Ein Drittel der Menschen in Deutschland haben Migrationshintergrund

Der Prozess geht einher mit dem Umstand, dass mittlerweile fast ein Drittel der Menschen in Deutschland einen Migrationshintergrund hat. Sie haben einen anderen Zugang zur deutschen Geschichte, zuweilen haben sie gar keinen. Das ist kein Vorwurf. Und dass Zuwanderer aus der arabisch-muslimischen Welt auf den Nahostkonflikt anders blicken als die Mehrheit, versteht sich von selbst. Nur: Man muss es wissen und daraus Schlüsse ziehen, etwa im Bereich der politischen Bildung. Sie wird für den Fortbestand der demokratischen Bundesrepublik existenziell.

Auch aus einem dritten Grund: Die Älteren wuchsen selbstverständlich mit einem Zeitungsabonnement und linearem öffentlich-rechtlichen Rundfunk auf. Das ist vorüber. Heute gilt, was der ehemalige US-Präsident Barack Obama vor einiger Zeit in Berlin erklärte. Demnach müsse man jungen Leuten erstmal klar machen, dass das, was sie auf Tiktok sähen und läsen, nicht zwingend richtig sei.

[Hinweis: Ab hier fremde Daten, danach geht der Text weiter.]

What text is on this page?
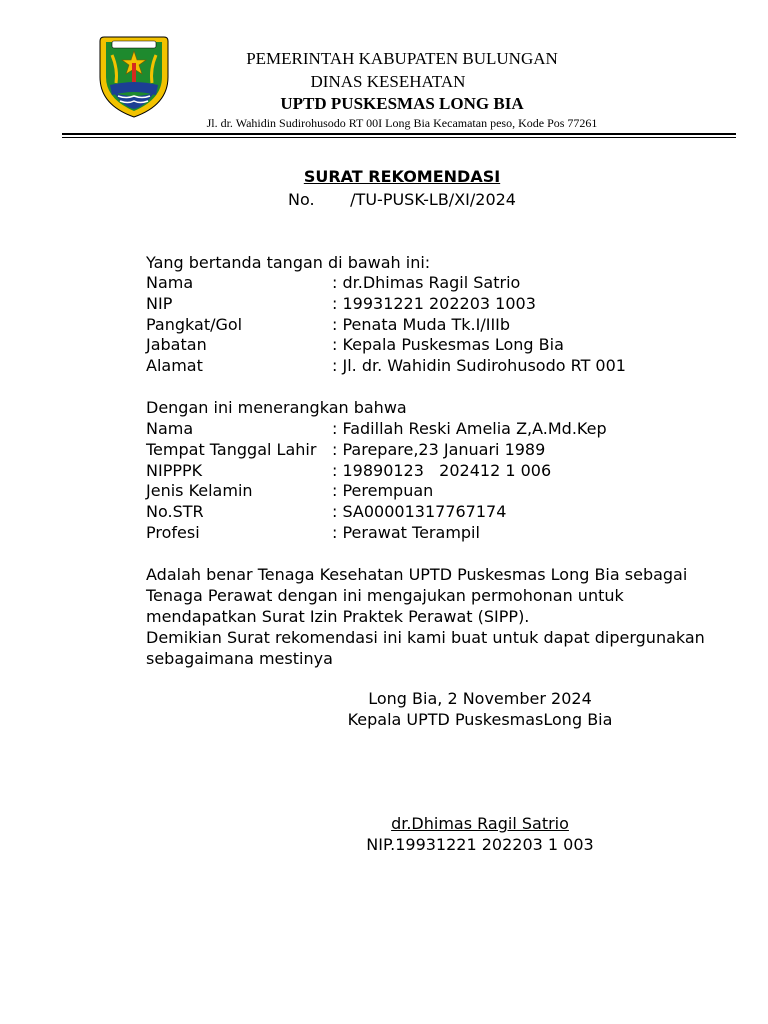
PEMERINTAH KABUPATEN BULUNGAN
DINAS KESEHATAN
UPTD PUSKESMAS LONG BIA
Jl. dr. Wahidin Sudirohusodo RT 00I Long Bia Kecamatan peso, Kode Pos 77261
SURAT REKOMENDASI
No.       /TU-PUSK-LB/XI/2024
Yang bertanda tangan di bawah ini:
Nama	: dr.Dhimas Ragil Satrio
NIP	: 19931221 202203 1003
Pangkat/Gol	: Penata Muda Tk.I/IIIb
Jabatan	: Kepala Puskesmas Long Bia
Alamat	: Jl. dr. Wahidin Sudirohusodo RT 001
Dengan ini menerangkan bahwa
Nama	: Fadillah Reski Amelia Z,A.Md.Kep
Tempat Tanggal Lahir : Parepare,23 Januari 1989
NIPPPK	: 19890123   202412 1 006
Jenis Kelamin	: Perempuan
No.STR	: SA00001317767174
Profesi	: Perawat Terampil
Adalah benar Tenaga Kesehatan UPTD Puskesmas Long Bia sebagai
Tenaga Perawat dengan ini mengajukan permohonan untuk
mendapatkan Surat Izin Praktek Perawat (SIPP).
Demikian Surat rekomendasi ini kami buat untuk dapat dipergunakan
sebagaimana mestinya
Long Bia, 2 November 2024
Kepala UPTD PuskesmasLong Bia
dr.Dhimas Ragil Satrio
NIP.19931221 202203 1 003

Viele gegensätzliche Meinungen bei wenig gemeinsamem Wissen

Der Wandel vollzieht sich in einer Gesellschaft, die sich insgesamt ausdifferenziert. So, wie es in den Parlamenten immer mehr Parteien gibt, gibt es im echten Leben immer mehr Milieus und Sub-Milieus. Die Klimaschutzbewegung ist dafür ein Beispiel. Obwohl das Ziel identisch ist, zerfällt die Bewegung in Gruppen wie Fridays for Future, die Letzte Generation oder Extinction Rebellion. Fridays for Future in Deutschland tickt, wie wir am Nahostkonflikt sehen, nochmal anders als die internationale Sektion.

Die Konsequenz ist stets die gleiche. Es gibt keinen Konsens mehr, den man voraussetzen könnte. Stattdessen gibt es viele gegensätzliche Meinungen bei wenig gemeinsamem Wissen. Für die Zukunft verheißt das nichts Gutes.